Having to pay taxes on a big chunk of money if you don’t sell within two years is hardly helping widowed spouses; it’s just adding to the stress and pressure. This is an IRS calculation we’re talking about, so there are plenty of rules, regulations, and exemptions. But still, the ceiling exists. It’s best to consult your accountant on this.
3. “Too bad you won’t be able to file your taxes anymore as married filing jointly.”
“Married, filing jointly” is the most advantageous filing status, since those using it typically are held to a lower tax rate, and in the past have had access to more itemized deductions. So, when you lose this tax filing status, it can sting. But don’t automatically assume financial pain is headed your way.
“Qualifying widow (or widower)” is a little-discussed filing status that allows you to retain the benefits of the “married filing jointly” status for two years after the year of your spouse’s death. You must have a dependent child in order to qualify, but under certain circumstances, you can even claim full-time college students up to age 24. If they qualify as a dependent, you are a qualifying widow or widower. You can use this calculator to see if someone qualifies.
4. “Relax, Social Security will pay you death benefits.”
The Social Security death benefit is a one-time lump payment of up to $255. That won’t cover the costs of a funeral, or, frankly, very much else.
And if your late spouse was receiving Social Security benefits, you will be expected to return the benefits received for the month of death and any later months. You can expect you won’t receive that $255 until you repay those benefits.
For what it’s worth, the lump-sum death benefit payment was never actually intended to cover burial costs. It was mandated in the original 1935 legislation that established Social Security, which provided no survivors’ benefits.
The good news is you and your minor children may be able to collect Social Security survivor benefits based on your deceased spouse’s earning record. If you were collecting Social Security spousal benefits already, they’ll be changed to survivor benefits, and will be set at 100 percent of what your spouse had been receiving.
Your unmarried children under 18 (or up to age 19, if they are still in high school full time), as well as dependent parents, may also be eligible to receive Social Security survivor benefits after a spouse dies.
5. “Lucky you, you just got an insurance windfall.”

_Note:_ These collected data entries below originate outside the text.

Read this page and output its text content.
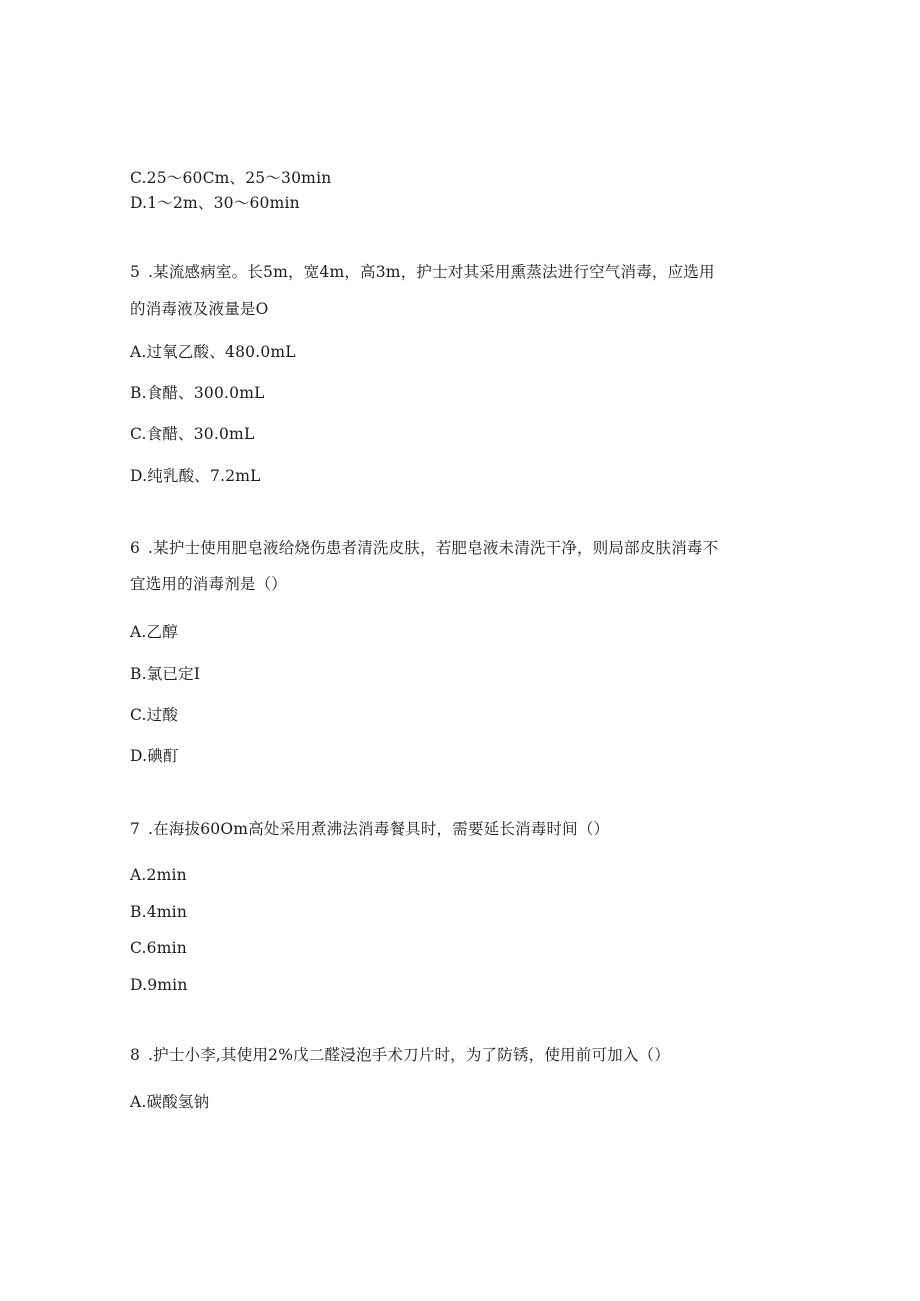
C.25～60Cm、25～30min
D.1～2m、30～60min
5 .某流感病室。长5m，宽4m，高3m，护士对其采用熏蒸法进行空气消毒，应选用
的消毒液及液量是O
A.过氧乙酸、480.0mL
B.食醋、300.0mL
C.食醋、30.0mL
D.纯乳酸、7.2mL
6 .某护士使用肥皂液给烧伤患者清洗皮肤，若肥皂液未清洗干净，则局部皮肤消毒不
宜选用的消毒剂是（）
A.乙醇
B.氯已定I
C.过酸
D.碘酊
7 .在海拔60Om高处采用煮沸法消毒餐具时，需要延长消毒时间（）
A.2min
B.4min
C.6min
D.9min
8 .护士小李,其使用2%戊二醛浸泡手术刀片时，为了防锈，使用前可加入（）
A.碳酸氢钠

While someone who is the beneficiary of a life insurance policy when a loved one dies is “luckier” than someone in the same circumstance who is not, receiving a sudden financial windfall without a plan isn’t the greatest situation in the world.
Financial mistakes are often made in times of unthinkable grief. You bury your spouse ― arguably the worst moment of your life ― and then your bank account is suddenly flush with money. You don’t have a clue what to do with it and everybody and their uncle is giving you advice. It’s not unusual for a widow or widower to pay off debt and start using the money for monthly expenses, basically draining the insurance windfall without knowing where the money even went.
So, what should you do with insurance money? It depends on what your needs are, both long-term and short-term. There is no uniform guidance, and people who are recently widowed should speak to a professional financial adviser. Among the questions to ask: Should you pay off your mortgage? Should you invest the insurance money to create a monthly income stream to replace your spouse’s income? Should you use the money to fund your kids’ college educations or your own retirement, or both?
Get guidance from a professional, not an acquaintance.